Merge pull request #45 from gnosischain/feature/add-timer

Add waiting period to funds claiming

api/api/services/csrf.py

@@ -28,9 +28,13 @@ def generate_token(self, timestamp=None):
         request_id = '%d' % random.randint(0, 1000)
         if not timestamp:
             timestamp = datetime.now().timestamp()
-        data_to_encrypt = '{"requestId":"%s","salt":"%s","timestamp":"%f"}' % (request_id, self._salt, timestamp)
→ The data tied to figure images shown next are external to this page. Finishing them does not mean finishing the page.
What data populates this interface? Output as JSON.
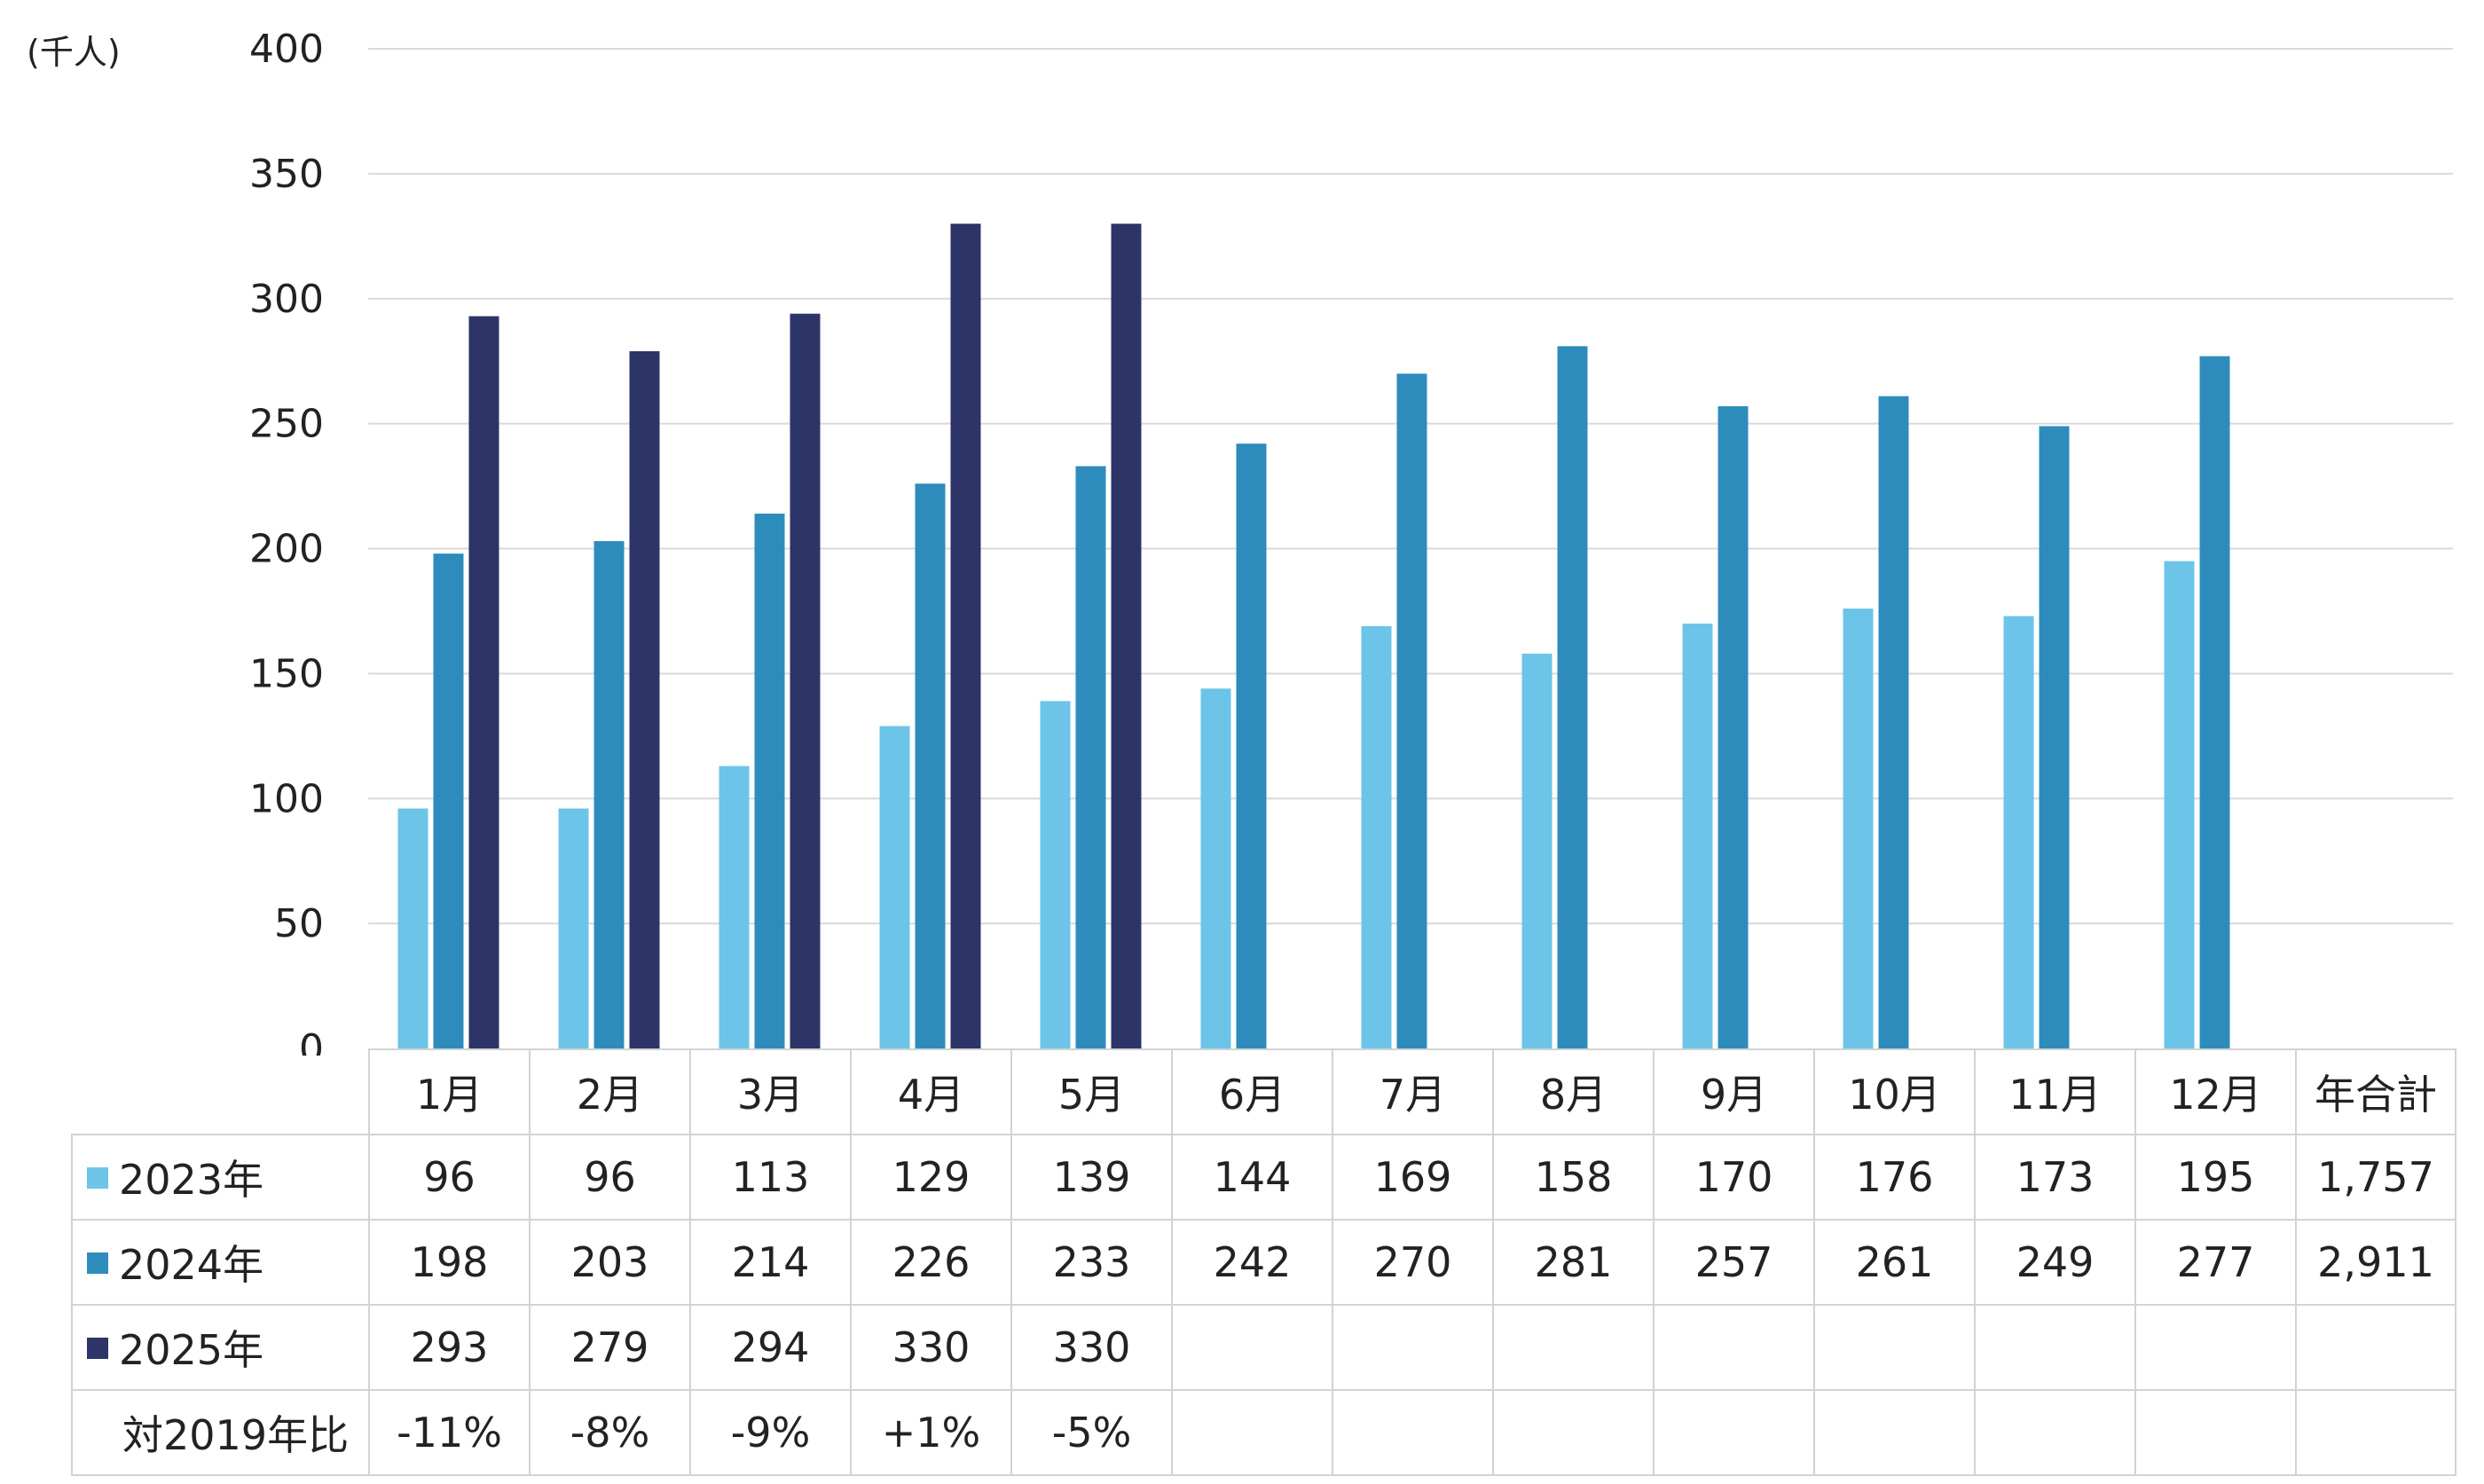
{
  "chart_data": {
    "type": "bar",
    "unit_label": "(千人)",
    "ylim": [
      0,
      400
    ],
    "yticks": [
      0,
      50,
      100,
      150,
      200,
      250,
      300,
      350,
      400
    ],
    "grid": true,
    "categories": [
      "1月",
      "2月",
      "3月",
      "4月",
      "5月",
      "6月",
      "7月",
      "8月",
      "9月",
      "10月",
      "11月",
      "12月"
    ],
    "series": [
      {
        "name": "2023年",
        "color": "#6cc4e8",
        "values": [
          96,
          96,
          113,
          129,
          139,
          144,
          169,
          158,
          170,
          176,
          173,
          195
        ]
      },
      {
        "name": "2024年",
        "color": "#2e8cbd",
        "values": [
          198,
          203,
          214,
          226,
          233,
          242,
          270,
          281,
          257,
          261,
          249,
          277
        ]
      },
      {
        "name": "2025年",
        "color": "#2d3468",
        "values": [
          293,
          279,
          294,
          330,
          330,
          null,
          null,
          null,
          null,
          null,
          null,
          null
        ]
      }
    ]
  },
  "table": {
    "total_header": "年合計",
    "rows": [
      {
        "label": "2023年",
        "cells": [
          "96",
          "96",
          "113",
          "129",
          "139",
          "144",
          "169",
          "158",
          "170",
          "176",
          "173",
          "195"
        ],
        "total": "1,757"
      },
      {
        "label": "2024年",
        "cells": [
          "198",
          "203",
          "214",
          "226",
          "233",
          "242",
          "270",
          "281",
          "257",
          "261",
          "249",
          "277"
        ],
        "total": "2,911"
      },
      {
        "label": "2025年",
        "cells": [
          "293",
          "279",
          "294",
          "330",
          "330",
          "",
          "",
          "",
          "",
          "",
          "",
          ""
        ],
        "total": ""
      },
      {
        "label": "対2019年比",
        "cells": [
          "-11%",
          "-8%",
          "-9%",
          "+1%",
          "-5%",
          "",
          "",
          "",
          "",
          "",
          "",
          ""
        ],
        "total": ""
      }
    ]
  }
}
+        data_to_encrypt = '%s%s%f' % (request_id, self._salt, timestamp)
 
         cipher_rsa = PKCS1_OAEP.new(self._pubkey)
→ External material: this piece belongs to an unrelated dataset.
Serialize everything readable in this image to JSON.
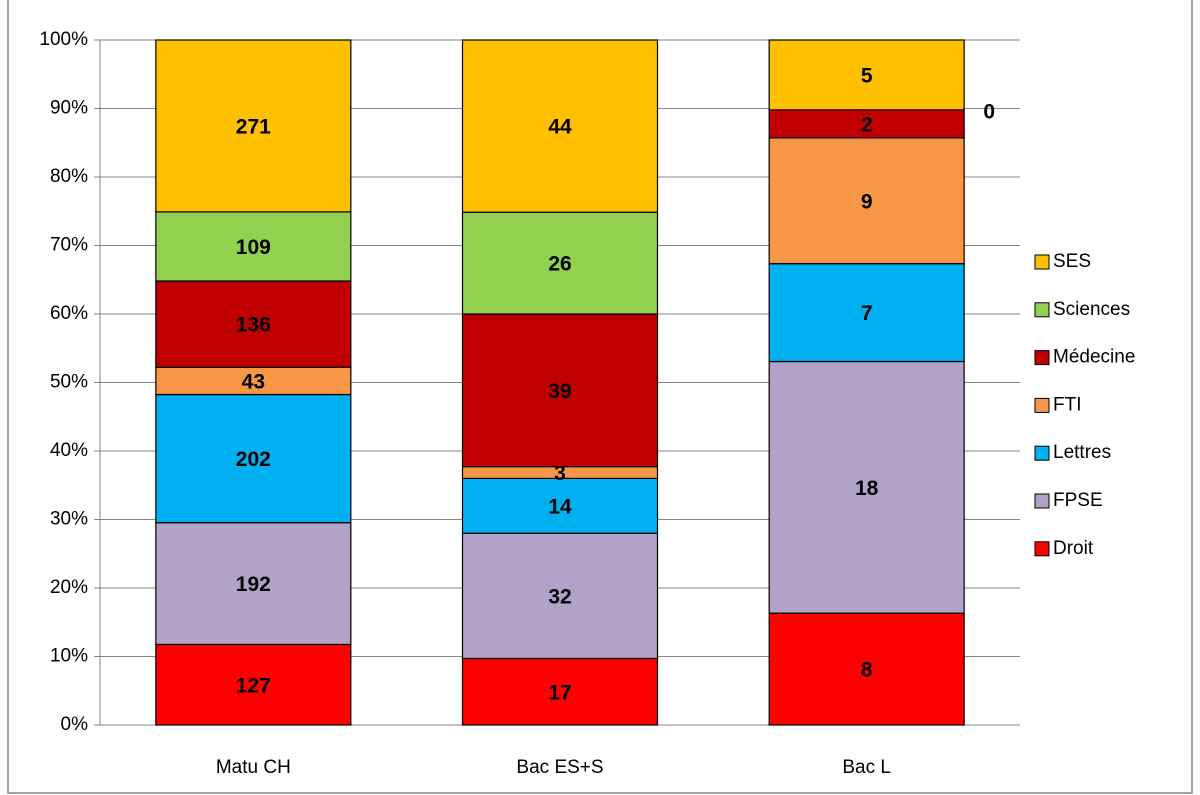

+        # Data_to_encrypt can be of variable length, but not longer than
+        # the RSA modulus (in bytes) minus 2, minus twice the hash output size.
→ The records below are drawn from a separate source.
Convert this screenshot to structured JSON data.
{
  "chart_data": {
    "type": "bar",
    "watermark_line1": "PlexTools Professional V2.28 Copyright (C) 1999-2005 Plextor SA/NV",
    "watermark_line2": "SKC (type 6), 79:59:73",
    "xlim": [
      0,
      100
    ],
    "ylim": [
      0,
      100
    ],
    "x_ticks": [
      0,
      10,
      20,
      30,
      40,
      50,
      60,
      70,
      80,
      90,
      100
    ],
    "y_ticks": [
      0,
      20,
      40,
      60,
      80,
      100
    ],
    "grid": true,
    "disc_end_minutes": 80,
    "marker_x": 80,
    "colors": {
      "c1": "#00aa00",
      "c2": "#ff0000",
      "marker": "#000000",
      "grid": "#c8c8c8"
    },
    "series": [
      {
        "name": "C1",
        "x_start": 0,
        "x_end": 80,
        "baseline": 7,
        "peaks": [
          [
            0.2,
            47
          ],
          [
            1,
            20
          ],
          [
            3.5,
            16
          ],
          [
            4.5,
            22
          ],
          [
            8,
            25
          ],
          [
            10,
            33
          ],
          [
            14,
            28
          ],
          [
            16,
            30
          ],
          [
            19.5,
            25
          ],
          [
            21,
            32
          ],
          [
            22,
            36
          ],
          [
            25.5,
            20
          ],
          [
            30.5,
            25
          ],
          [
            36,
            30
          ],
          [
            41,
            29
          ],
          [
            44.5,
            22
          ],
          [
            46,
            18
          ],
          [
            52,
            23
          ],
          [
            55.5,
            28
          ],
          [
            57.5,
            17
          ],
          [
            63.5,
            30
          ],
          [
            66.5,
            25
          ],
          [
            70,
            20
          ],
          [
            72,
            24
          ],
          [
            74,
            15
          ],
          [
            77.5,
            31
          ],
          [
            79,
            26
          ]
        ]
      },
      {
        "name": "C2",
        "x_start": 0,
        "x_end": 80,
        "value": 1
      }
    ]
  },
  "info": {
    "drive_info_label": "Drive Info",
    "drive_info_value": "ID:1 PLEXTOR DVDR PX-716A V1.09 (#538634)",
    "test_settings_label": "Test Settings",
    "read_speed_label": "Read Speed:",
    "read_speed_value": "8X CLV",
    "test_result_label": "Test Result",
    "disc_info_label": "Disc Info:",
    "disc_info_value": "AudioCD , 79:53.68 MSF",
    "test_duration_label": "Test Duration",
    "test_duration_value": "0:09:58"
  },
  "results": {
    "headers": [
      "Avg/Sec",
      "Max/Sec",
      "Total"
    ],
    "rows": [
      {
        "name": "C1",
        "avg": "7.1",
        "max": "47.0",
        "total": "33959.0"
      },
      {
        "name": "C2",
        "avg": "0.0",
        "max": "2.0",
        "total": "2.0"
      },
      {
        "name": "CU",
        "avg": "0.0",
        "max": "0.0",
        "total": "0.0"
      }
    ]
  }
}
+        # For instance, if you use RSA 2048 and SHA-256, the longest
+        # message you can encrypt is 190 byte long.
         token = cipher_rsa.encrypt(data_to_encrypt.encode())
 
         return CSRFTokenItem(request_id, token.hex(), timestamp)
@@ -39,7 +43,7 @@ def validate_token(self, request_id, token, timestamp):
         try:
             cipher_rsa = PKCS1_OAEP.new(self._privkey)
             decrypted_text = cipher_rsa.decrypt(bytes.fromhex(token)).decode()
-            expected_text = '{"requestId":"%s","salt":"%s","timestamp":"%f"}' % (request_id, self._salt, timestamp)
+            expected_text = '%s%s%f' % (request_id, self._salt, timestamp)
             if decrypted_text == expected_text:
                 # Check that timestamp is OK, the diff between now() and creation time in seconds
                 # must be greater than min. waiting period.